From keto I went to carnivore to palaeo to raw. I won't ever be a one hundred percent raw palaeo-carnivore, but eventually pretty darn close I suspect. Who would have thought that pickled raw lamb's liver could be so darshed tasty or that one could dream about breakfast of raw round tip steak, fish sauce and Japanese rice vinegar with a touch of red chilli. Sometimes I add a touch of lemon scented NutraSea omega 3 oil or a whiff of sesame oil, or a dollop of Port— and by what other exotic touches could my dream snack be enlightened, I often ponder. I become born again with each raw dish. (I understand, for the first time, why native populations round the world took the time to thank the spirit of the animal they had just taken down after a long hunt.) I think ambrosia when such delights lie before me. I get the overwhelming naughty desire to soak and rub Dean Ornish in raw home rendered lard at the thought. I feel like dressing up in an apron like Maria and swing round with my arms wide open, sing loud at the top of my voice on the upper most field of a mountain at the thought of my morning meal. I become very spiritual every time I dine on raw Bovidae, and though my dried raw liver treats might not stir the hearts of young children dressed up in strange attire on Hallowe'en night, the thought of little ones dining on whipped tallow ice cream made with cinnamon and Xylitol could be the winner.

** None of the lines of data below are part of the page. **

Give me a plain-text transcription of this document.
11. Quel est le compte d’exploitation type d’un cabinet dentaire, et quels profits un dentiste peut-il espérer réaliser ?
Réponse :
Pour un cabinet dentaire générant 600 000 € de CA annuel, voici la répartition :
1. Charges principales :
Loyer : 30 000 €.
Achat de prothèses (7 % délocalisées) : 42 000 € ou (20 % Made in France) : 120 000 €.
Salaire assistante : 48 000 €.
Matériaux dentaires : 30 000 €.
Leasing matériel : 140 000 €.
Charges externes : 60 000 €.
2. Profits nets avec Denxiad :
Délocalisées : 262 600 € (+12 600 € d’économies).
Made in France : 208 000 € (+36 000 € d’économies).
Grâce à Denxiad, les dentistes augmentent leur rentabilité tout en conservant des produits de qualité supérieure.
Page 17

I know I can come across as a bit of know-it-all at times but really I am not. I just get a a little too exuberant and I am trying to stem that part of my soul, but it is hard. I am an older guy, sixty-one, and though a chubs, I have been a health nut, in the words of my family, since I was a teen. I cut my teeth on Adelle Davis in the seventies and have followed an Atkins styled programme since he first danced onto the public stage and then modified his programme with the O-blood outline by Peter D'Adamo since 1998. I tried the vegetarian life (no grains, root or starch veg- minimal fruit, mostly berries) for four months (disaster city from which I am still suffering) and have fasted from one to forty-two days. (My philosophy in all this is that my body is my laboratory.) My health is good except for damage that occurred to my hip whilst living in Borneo as a CUSO volunteer in my late twenties - which has made walking a chore ever since. My cholesterol levels worry my doctor, but not me, yet to my triglycerides she shows no interest even though at 1 mmol/l (88.6 mg/dl) fails to disturb my sleep. I don't exercise enough. I meditate between one and two hours a day and my bp is usually around 114 / 72.

So, now that I have addressed the child and elderly in the soul of a raw diner, I leave this page to read what I can glean from this old new world of raw living. I do have questions and concerns but they can come in another post.